Think New York Transit Is Bad? Just Wait
In the past few weeks, commuters in New York and New Jersey have been dealing with the chaos caused by the derailments of an Amtrak train and a New Jersey Transit train in New York’s Penn Station. While the accidents themselves were minor, by closing down tracks, they provided a stark preview for what life could soon be like if we don’t follow through with critical investments to improve our infrastructure.
Alarmingly, if we don’t act soon to repair the two tunnels under the Hudson River, that same reduction in service our region experienced last week will become a permanent reality.
The current tunnels under the Hudson River were built in 1908 and are rapidly deteriorating. This problem was exacerbated by Hurricane Sandy, which filled the tunnels with corrosive salt water, and engineers now estimate that without major overhauls the tunnels are likely to fail within the next 10 years. The closing of either tunnel would be devastating because it would essentially shut down the Northeast Corridor, the transit route from Boston to Washington that produces over $3 trillion in economic output — a full 20 percent of the national gross domestic product.

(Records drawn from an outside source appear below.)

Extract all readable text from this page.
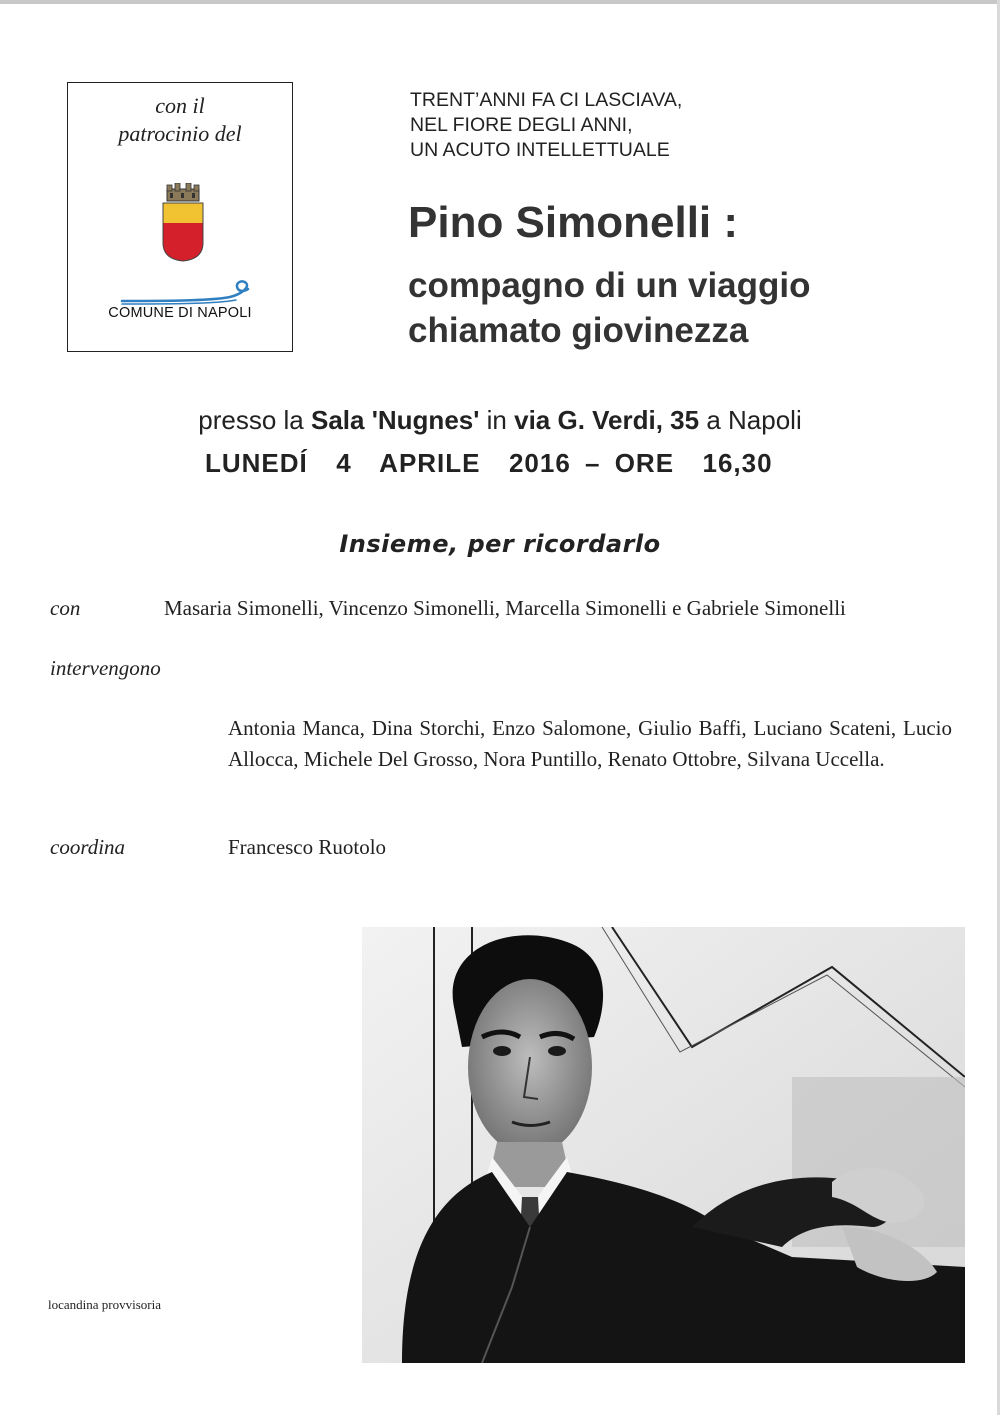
con il
patrocinio del
COMUNE DI NAPOLI
TRENT’ANNI FA CI LASCIAVA,
NEL FIORE DEGLI ANNI,
UN ACUTO INTELLETTUALE
Pino Simonelli :
compagno di un viaggio
chiamato giovinezza
presso la Sala 'Nugnes' in via G. Verdi, 35 a Napoli
LUNEDÍ  4  APRILE  2016 – ORE  16,30
Insieme, per ricordarlo
con	Masaria Simonelli, Vincenzo Simonelli, Marcella Simonelli e Gabriele Simonelli
intervengono
Antonia Manca, Dina Storchi, Enzo Salomone, Giulio Baffi, Luciano Scateni, Lucio Allocca, Michele Del Grosso, Nora Puntillo, Renato Ottobre, Silvana Uccella.
coordina	Francesco Ruotolo
locandina provvisoria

Over the last year and a half Amtrak, along with New York and New Jersey, has been advancing a project called Gateway that would address this impending crisis. Gateway would update and increase the number of tracks at Penn Station and build a new tunnel under the Hudson River. That new tunnel would allow the existing tunnels to be closed and repaired, and after the completion of both projects, train service into New York would be doubled.
Last year the federal government, along with New York and New Jersey, agreed to split the cost of Gateway evenly, and engineering and permitting are now underway; construction on the next phase was set to begin later this year. But in his budget proposal, President Trump proposed slashing the two funding sources — federal transit dollars and Amtrak — that are the key to building Gateway and the new tunnel.
Time is running out to replace the existing crumbling tunnels, and our region cannot afford setbacks to this project like the one President Trump’s budget would impose. Over the past few weeks Penn Station commuters have gotten a taste of what it will be like if just one of those tunnels fails before the new tunnel is constructed.
The Long Island Rail Road, New Jersey Transit and Amtrak were all forced to cancel trains. As a result of the first derailment alone, over 300,000 New Jersey Transit and Long Island Rail Road passengers were delayed, and the second caused eight of the 21 tracks under Penn Station to be shut down for days. Our regional economy paid a price: The Partnership for New York City estimates that every hour train commuters from New Jersey and Long Island are delayed costs Manhattan employers alone over $14.5 million.
If an entire tunnel crumbled and needed to be closed for repair, a reality that engineers agree is closing in on our region, the suffering and delays would last well over a year.
By building the new tunnel, we will have the flexibility to make the years’ worth of repairs that are needed to the existing tunnels without reducing service. Additionally, once the new tunnel is done and the existing tunnels are repaired, the increased capacity will mean that even when there is a shutdown, problem or derailment, service can continue with only minor delays because trains will be able to pass the derailed or broken locomotive.
Gateway is important in itself, but it is also an illustration of the country’s immense need for infrastructure investments. Senate Democrats understand the challenge and have put forward a real plan to make game-changing investments across the country, including Gateway.
However, despite the president’s campaign rhetoric and his continued promise to deliver major infrastructure investments, to date the administration has gone the opposite direction and proposed major cuts in infrastructure spending.
We’ll fight to restore these funds for Gateway and other projects, increase overall investments in infrastructure and continue to work with our state and local partners to make progress on this important project. But the past two weeks should serve as a cautionary tale for what will happen if proposals like those put forth in the president’s budget ever become reality. Like Scrooge meeting the Ghost of Christmas Future, transit riders were given a glimpse of the hair-pulling transit apocalypse to come if we do not make major investments in our infrastructure now.